SENTENCIA CONSTITUCIONAL PLURINACIONAL 0494/2016-S2

Fecha: 13-May-2016

III.3.El principio de congruencia como elemento integrador del debido proceso

En el marco de los elementos constitutivos del debido proceso, también es preciso resaltar la congruencia de las resoluciones. Al respecto, la SCP 0049/2013 de 11 de enero, declaró lo siguiente: “El principio de congruencia hace a la garantía del debido proceso, que en definitiva marca el desarrollo del proceso para poder llegar a la sentencia, estableciendo un límite al poder discrecional del juzgador. A través de este principio se obtiene la concordancia entre el petitum de las partes y la decisión asumida por el juez o tribunal; quedando entendido que los mismos no pueden modificar el petitorio ni los hechos planteados en la demanda. En ese sentido, el juez o tribunal no podrá iniciar una acción invocando ciertas conductas previamente tipificadas para en el curso de la sustanciación del proceso, cambiar las mismas, o peor aún, arribar a una conclusión de que fueron vulnerados otros preceptos por los cuales no se dio inicio al proceso en curso, aquello indudablemente significaría vulneración del principio de congruencia y atentatorio contra el debido proceso y el derecho a la defensa, por cuanto efectivamente se deja en indefensión al procesado quien no podrá asumir la misma de una manera efectiva, alterando inclusive la producción de la prueba de descargo.

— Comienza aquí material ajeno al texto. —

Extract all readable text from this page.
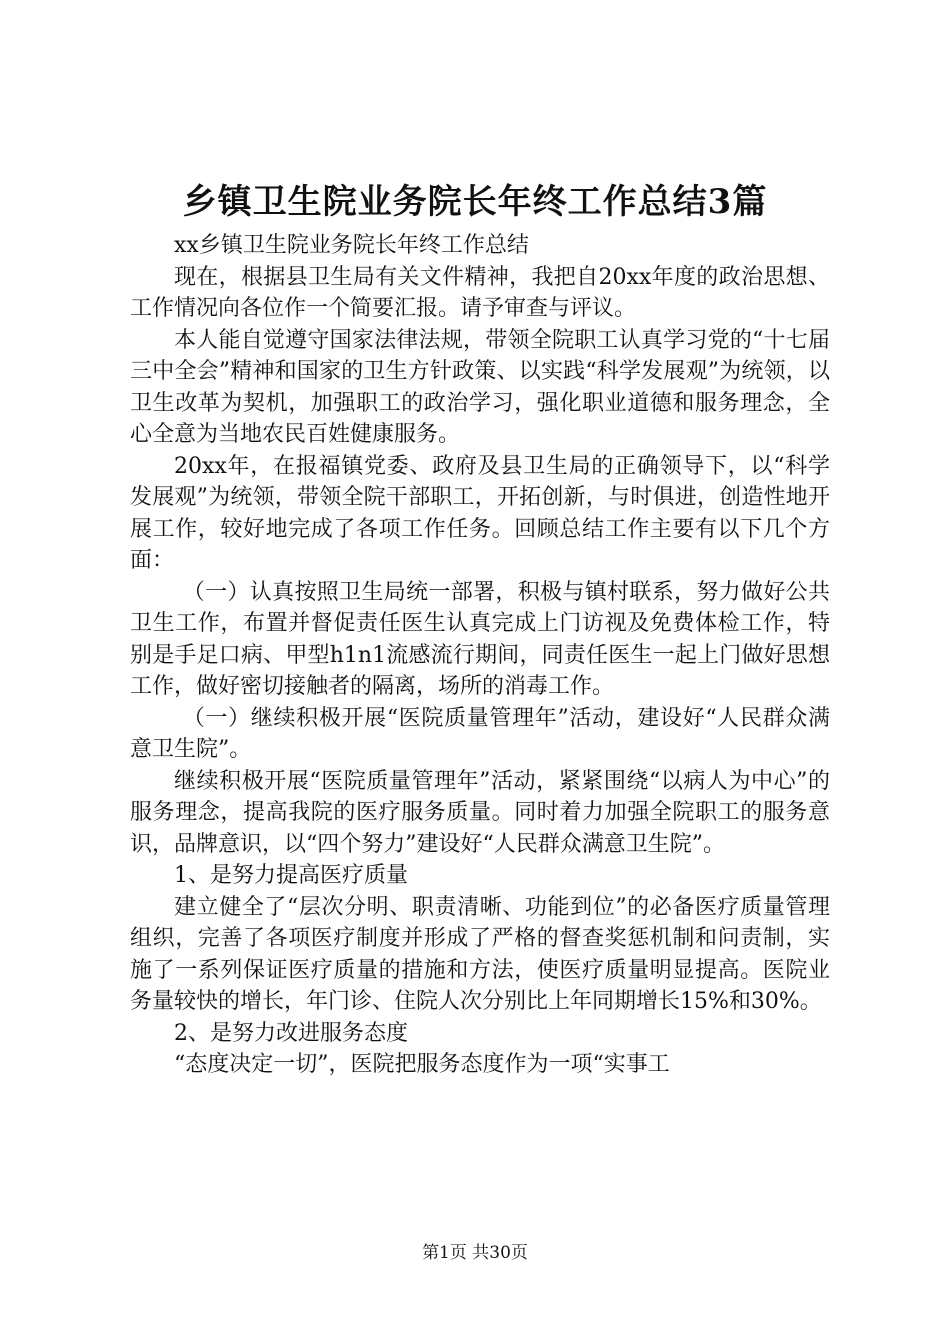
乡镇卫生院业务院长年终工作总结3篇

xx乡镇卫生院业务院长年终工作总结

现在，根据县卫生局有关文件精神，我把自20xx年度的政治思想、工作情况向各位作一个简要汇报。请予审查与评议。

本人能自觉遵守国家法律法规，带领全院职工认真学习党的“十七届三中全会”精神和国家的卫生方针政策、以实践“科学发展观”为统领，以卫生改革为契机，加强职工的政治学习，强化职业道德和服务理念，全心全意为当地农民百姓健康服务。

20xx年，在报福镇党委、政府及县卫生局的正确领导下，以“科学发展观”为统领，带领全院干部职工，开拓创新，与时俱进，创造性地开展工作，较好地完成了各项工作任务。回顾总结工作主要有以下几个方面：

（一）认真按照卫生局统一部署，积极与镇村联系，努力做好公共卫生工作，布置并督促责任医生认真完成上门访视及免费体检工作，特别是手足口病、甲型h1n1流感流行期间，同责任医生一起上门做好思想工作，做好密切接触者的隔离，场所的消毒工作。

（一）继续积极开展“医院质量管理年”活动，建设好“人民群众满意卫生院”。

继续积极开展“医院质量管理年”活动，紧紧围绕“以病人为中心”的服务理念，提高我院的医疗服务质量。同时着力加强全院职工的服务意识，品牌意识，以“四个努力”建设好“人民群众满意卫生院”。

1、是努力提高医疗质量

建立健全了“层次分明、职责清晰、功能到位”的必备医疗质量管理组织，完善了各项医疗制度并形成了严格的督查奖惩机制和问责制，实施了一系列保证医疗质量的措施和方法，使医疗质量明显提高。医院业务量较快的增长，年门诊、住院人次分别比上年同期增长15%和30%。

2、是努力改进服务态度

“态度决定一切”，医院把服务态度作为一项“实事工

第1页 共30页
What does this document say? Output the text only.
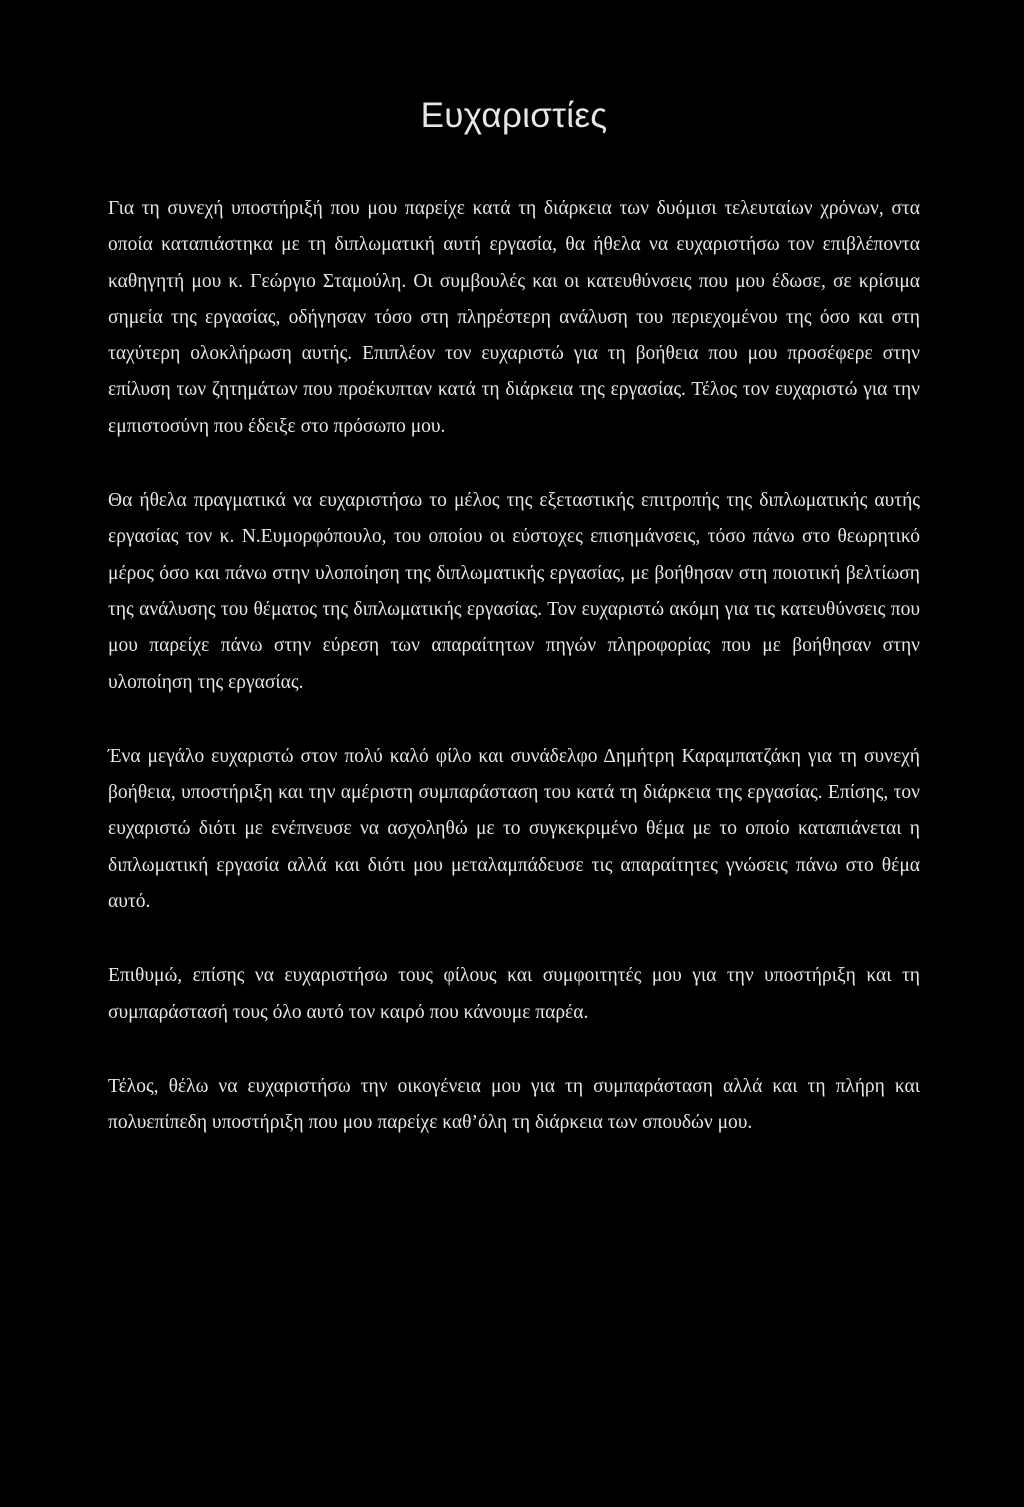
Ευχαριστίες

Για τη συνεχή υποστήριξή που μου παρείχε κατά τη διάρκεια των δυόμισι τελευταίων χρόνων, στα οποία καταπιάστηκα με τη διπλωματική αυτή εργασία, θα ήθελα να ευχαριστήσω τον επιβλέποντα καθηγητή μου κ. Γεώργιο Σταμούλη. Οι συμβουλές και οι κατευθύνσεις που μου έδωσε, σε κρίσιμα σημεία της εργασίας, οδήγησαν τόσο στη πληρέστερη ανάλυση του περιεχομένου της όσο και στη ταχύτερη ολοκλήρωση αυτής. Επιπλέον τον ευχαριστώ για τη βοήθεια που μου προσέφερε στην επίλυση των ζητημάτων που προέκυπταν κατά τη διάρκεια της εργασίας. Τέλος τον ευχαριστώ για την εμπιστοσύνη που έδειξε στο πρόσωπο μου.

Θα ήθελα πραγματικά να ευχαριστήσω το μέλος της εξεταστικής επιτροπής της διπλωματικής αυτής εργασίας τον κ. Ν.Ευμορφόπουλο, του οποίου οι εύστοχες επισημάνσεις, τόσο πάνω στο θεωρητικό μέρος όσο και πάνω στην υλοποίηση της διπλωματικής εργασίας, με βοήθησαν στη ποιοτική βελτίωση της ανάλυσης του θέματος της διπλωματικής εργασίας. Τον ευχαριστώ ακόμη για τις κατευθύνσεις που μου παρείχε πάνω στην εύρεση των απαραίτητων πηγών πληροφορίας που με βοήθησαν στην υλοποίηση της εργασίας.

Ένα μεγάλο ευχαριστώ στον πολύ καλό φίλο και συνάδελφο Δημήτρη Καραμπατζάκη για τη συνεχή βοήθεια, υποστήριξη και την αμέριστη συμπαράσταση του κατά τη διάρκεια της εργασίας. Επίσης, τον ευχαριστώ διότι με ενέπνευσε να ασχοληθώ με το συγκεκριμένο θέμα με το οποίο καταπιάνεται η διπλωματική εργασία αλλά και διότι μου μεταλαμπάδευσε τις απαραίτητες γνώσεις πάνω στο θέμα αυτό.

Επιθυμώ, επίσης να ευχαριστήσω τους φίλους και συμφοιτητές μου για την υποστήριξη και τη συμπαράστασή τους όλο αυτό τον καιρό που κάνουμε παρέα.

Τέλος, θέλω να ευχαριστήσω την οικογένεια μου για τη συμπαράσταση αλλά και τη πλήρη και πολυεπίπεδη υποστήριξη που μου παρείχε καθ’όλη τη διάρκεια των σπουδών μου.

Una resolución incongruente es arbitraria, por tanto su impugnación hace viable su revocación; mejor dicho, impone al tribunal o juez de alzada el deber de su rectificación, asegurándose la estricta correspondencia entre la acusación y el fallo, garantizando de esta manera la sustanciación de un proceso justo”.

Por lo precedentemente expuesto, la congruencia de las resoluciones, indistintamente si son de carácter administrativo o judicial, cumplen la función de dar certeza al justiciable en sus pretensiones, por un lado, compele a las autoridades responder o resolver en el estricto marco de la pretensión formulada y, por otro, busca que la determinación tenga un hilo conductor, evitando incoherencias y contradicciones al interior de la misma decisión.